Integrated development environment, launch platform and choosing a full solution stack
by a reluctant coder:
Choose a full solution stack that is dynamic enough to handle any need you encounter. It needs to work well under adverse conditions with a solid track record. Also, it should work with little modification on as many devices as possible.
Smartphone and small device manufacturers are terrific at creating buzz around new technology. Is your app an RTS game or will it depend on near instantaneous user interaction or heavy graphics? If so, you will need to make it work for the most popular markets through platform specific app stores. Have you ever wondered why many apps are only available on one platform or another? If you choose to make an app for an app store, you have to write code to fit every device. You lose the benefit of working with ubiquitous web technology. The web works on most everything –where much of the code is already written for you. Even if you’re making a game, some of the following may still be useful.

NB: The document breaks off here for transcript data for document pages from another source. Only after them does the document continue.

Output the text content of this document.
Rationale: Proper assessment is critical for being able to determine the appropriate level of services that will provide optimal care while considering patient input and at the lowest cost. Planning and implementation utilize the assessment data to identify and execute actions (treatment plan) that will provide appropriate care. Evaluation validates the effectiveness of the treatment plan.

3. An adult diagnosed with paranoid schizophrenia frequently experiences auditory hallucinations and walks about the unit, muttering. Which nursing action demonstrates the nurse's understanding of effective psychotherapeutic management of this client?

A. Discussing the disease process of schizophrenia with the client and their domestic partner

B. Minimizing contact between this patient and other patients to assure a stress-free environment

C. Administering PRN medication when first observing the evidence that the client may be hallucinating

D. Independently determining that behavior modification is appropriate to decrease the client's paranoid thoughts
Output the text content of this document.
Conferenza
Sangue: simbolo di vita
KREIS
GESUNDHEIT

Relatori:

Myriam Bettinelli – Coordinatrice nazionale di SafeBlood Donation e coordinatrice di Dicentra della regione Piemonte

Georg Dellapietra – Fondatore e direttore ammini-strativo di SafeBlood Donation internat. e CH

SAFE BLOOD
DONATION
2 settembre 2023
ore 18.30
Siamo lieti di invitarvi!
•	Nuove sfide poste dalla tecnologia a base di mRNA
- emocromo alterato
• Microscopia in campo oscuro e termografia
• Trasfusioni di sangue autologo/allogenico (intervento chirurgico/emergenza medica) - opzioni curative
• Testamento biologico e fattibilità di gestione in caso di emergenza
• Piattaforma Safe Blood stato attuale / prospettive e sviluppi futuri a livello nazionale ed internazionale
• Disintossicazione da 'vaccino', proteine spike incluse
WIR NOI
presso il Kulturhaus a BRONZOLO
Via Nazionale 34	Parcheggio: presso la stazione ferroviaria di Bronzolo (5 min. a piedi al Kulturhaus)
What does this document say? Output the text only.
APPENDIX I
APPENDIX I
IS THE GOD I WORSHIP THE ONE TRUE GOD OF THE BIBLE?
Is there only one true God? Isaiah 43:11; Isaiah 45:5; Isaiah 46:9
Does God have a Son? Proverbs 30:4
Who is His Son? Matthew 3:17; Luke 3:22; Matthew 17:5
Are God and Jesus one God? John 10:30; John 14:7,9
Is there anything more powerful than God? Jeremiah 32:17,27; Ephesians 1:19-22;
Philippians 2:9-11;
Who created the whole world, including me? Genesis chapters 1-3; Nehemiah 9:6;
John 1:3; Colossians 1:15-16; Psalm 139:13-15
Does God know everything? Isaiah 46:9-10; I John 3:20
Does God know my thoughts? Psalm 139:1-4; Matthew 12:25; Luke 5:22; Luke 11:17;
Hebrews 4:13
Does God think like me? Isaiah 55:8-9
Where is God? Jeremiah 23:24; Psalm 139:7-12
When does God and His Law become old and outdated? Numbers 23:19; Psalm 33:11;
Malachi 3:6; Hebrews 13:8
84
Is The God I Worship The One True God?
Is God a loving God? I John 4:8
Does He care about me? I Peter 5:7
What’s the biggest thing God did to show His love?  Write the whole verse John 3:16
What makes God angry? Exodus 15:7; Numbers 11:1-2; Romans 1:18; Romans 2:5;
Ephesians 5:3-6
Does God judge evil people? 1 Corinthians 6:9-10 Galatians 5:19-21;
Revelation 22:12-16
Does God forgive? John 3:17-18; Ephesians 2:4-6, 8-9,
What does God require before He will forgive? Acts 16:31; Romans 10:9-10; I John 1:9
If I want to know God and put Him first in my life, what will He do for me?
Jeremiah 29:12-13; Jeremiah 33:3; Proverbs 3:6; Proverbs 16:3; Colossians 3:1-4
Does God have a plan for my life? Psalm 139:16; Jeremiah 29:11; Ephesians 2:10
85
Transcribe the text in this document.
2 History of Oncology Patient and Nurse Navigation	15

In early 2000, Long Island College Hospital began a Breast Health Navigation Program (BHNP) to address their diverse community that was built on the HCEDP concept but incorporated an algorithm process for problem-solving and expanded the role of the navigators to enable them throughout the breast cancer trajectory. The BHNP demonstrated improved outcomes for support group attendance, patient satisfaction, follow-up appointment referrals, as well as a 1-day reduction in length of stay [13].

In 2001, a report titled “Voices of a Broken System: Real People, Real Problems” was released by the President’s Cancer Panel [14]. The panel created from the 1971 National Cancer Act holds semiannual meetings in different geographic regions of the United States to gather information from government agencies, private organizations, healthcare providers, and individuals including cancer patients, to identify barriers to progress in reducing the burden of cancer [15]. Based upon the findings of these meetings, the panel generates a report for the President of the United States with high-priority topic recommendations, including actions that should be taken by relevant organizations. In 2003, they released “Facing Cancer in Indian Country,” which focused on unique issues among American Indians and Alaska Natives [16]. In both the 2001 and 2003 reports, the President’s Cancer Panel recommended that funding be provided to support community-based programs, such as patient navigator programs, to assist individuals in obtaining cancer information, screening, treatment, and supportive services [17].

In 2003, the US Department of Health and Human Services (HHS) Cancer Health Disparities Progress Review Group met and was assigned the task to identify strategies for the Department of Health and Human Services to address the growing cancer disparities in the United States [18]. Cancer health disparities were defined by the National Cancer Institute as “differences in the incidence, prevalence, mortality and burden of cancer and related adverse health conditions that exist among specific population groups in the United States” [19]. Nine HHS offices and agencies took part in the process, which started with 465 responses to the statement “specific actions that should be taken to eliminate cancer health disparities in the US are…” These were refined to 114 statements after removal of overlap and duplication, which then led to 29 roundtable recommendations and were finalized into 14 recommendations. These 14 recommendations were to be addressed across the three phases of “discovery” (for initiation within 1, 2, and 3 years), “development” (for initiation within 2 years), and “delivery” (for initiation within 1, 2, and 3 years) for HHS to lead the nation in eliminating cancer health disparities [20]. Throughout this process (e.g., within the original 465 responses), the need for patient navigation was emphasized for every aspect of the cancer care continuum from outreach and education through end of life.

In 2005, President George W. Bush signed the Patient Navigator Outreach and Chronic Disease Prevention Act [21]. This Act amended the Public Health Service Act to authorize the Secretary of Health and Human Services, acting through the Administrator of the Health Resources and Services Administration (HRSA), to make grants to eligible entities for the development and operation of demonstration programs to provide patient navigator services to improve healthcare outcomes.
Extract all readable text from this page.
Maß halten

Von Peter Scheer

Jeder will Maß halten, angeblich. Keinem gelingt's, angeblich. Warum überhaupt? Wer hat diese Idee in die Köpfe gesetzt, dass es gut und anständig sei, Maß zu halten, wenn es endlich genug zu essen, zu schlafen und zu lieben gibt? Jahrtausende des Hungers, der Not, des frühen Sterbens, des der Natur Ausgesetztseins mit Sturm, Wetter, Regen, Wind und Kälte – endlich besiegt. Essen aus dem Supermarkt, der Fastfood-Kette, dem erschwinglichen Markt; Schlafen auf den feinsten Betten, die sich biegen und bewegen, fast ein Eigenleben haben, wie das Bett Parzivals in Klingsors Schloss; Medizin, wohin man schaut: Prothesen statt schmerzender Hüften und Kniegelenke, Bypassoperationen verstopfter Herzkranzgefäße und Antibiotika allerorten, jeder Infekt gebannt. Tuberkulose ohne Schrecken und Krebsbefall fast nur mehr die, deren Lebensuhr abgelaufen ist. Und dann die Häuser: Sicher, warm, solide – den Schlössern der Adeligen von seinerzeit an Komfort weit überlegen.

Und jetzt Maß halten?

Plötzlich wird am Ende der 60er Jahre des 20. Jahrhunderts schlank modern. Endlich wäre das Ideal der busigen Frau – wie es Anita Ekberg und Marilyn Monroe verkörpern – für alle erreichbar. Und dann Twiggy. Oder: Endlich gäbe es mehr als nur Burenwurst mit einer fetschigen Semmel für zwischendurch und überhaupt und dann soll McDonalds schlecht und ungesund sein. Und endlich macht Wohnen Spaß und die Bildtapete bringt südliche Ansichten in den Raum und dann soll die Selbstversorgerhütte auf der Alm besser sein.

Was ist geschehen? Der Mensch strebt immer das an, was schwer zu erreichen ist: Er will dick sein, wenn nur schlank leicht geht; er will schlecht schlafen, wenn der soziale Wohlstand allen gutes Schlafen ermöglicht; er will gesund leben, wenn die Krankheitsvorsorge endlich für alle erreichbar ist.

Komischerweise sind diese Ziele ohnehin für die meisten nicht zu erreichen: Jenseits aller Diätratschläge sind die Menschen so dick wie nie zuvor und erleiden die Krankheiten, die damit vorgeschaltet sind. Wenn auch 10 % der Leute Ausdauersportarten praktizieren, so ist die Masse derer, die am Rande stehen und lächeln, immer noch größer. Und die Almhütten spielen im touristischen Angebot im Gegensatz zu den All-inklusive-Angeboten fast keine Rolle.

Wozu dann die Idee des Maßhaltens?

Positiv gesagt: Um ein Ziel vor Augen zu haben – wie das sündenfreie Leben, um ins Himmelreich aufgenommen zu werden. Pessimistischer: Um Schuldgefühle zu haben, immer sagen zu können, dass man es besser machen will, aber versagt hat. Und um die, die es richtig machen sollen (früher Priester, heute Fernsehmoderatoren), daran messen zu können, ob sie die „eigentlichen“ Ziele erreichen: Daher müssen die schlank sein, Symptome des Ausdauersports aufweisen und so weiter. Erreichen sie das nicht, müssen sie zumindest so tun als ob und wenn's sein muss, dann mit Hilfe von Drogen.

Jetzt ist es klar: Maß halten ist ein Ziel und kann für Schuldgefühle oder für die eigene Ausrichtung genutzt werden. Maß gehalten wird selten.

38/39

Choosing a solution stack means choosing a web stack so users don’t have to download your app or hassle with software maintenance and updates. Yeah, users need to connect to the internet to use it. It’s not uncommon for a downloaded app on a device to have to connect also. Web stacks usually are a blend of server-side and client-side processing. Web stacks can also go by the name application servers or web application frameworks. The core of a stack consists of a combination of each of these four components:
- An operating system (OS). Linux and BSD are open source OSes with many variant distributions of each. Most any web server, database and programming language works with most any distribution.
- A web server that serves pages or views.
- A programming language and library of scripts that instruct the system on how to build pages. Pages consist of files, templates and data.
- A database that holds changing data that are not files.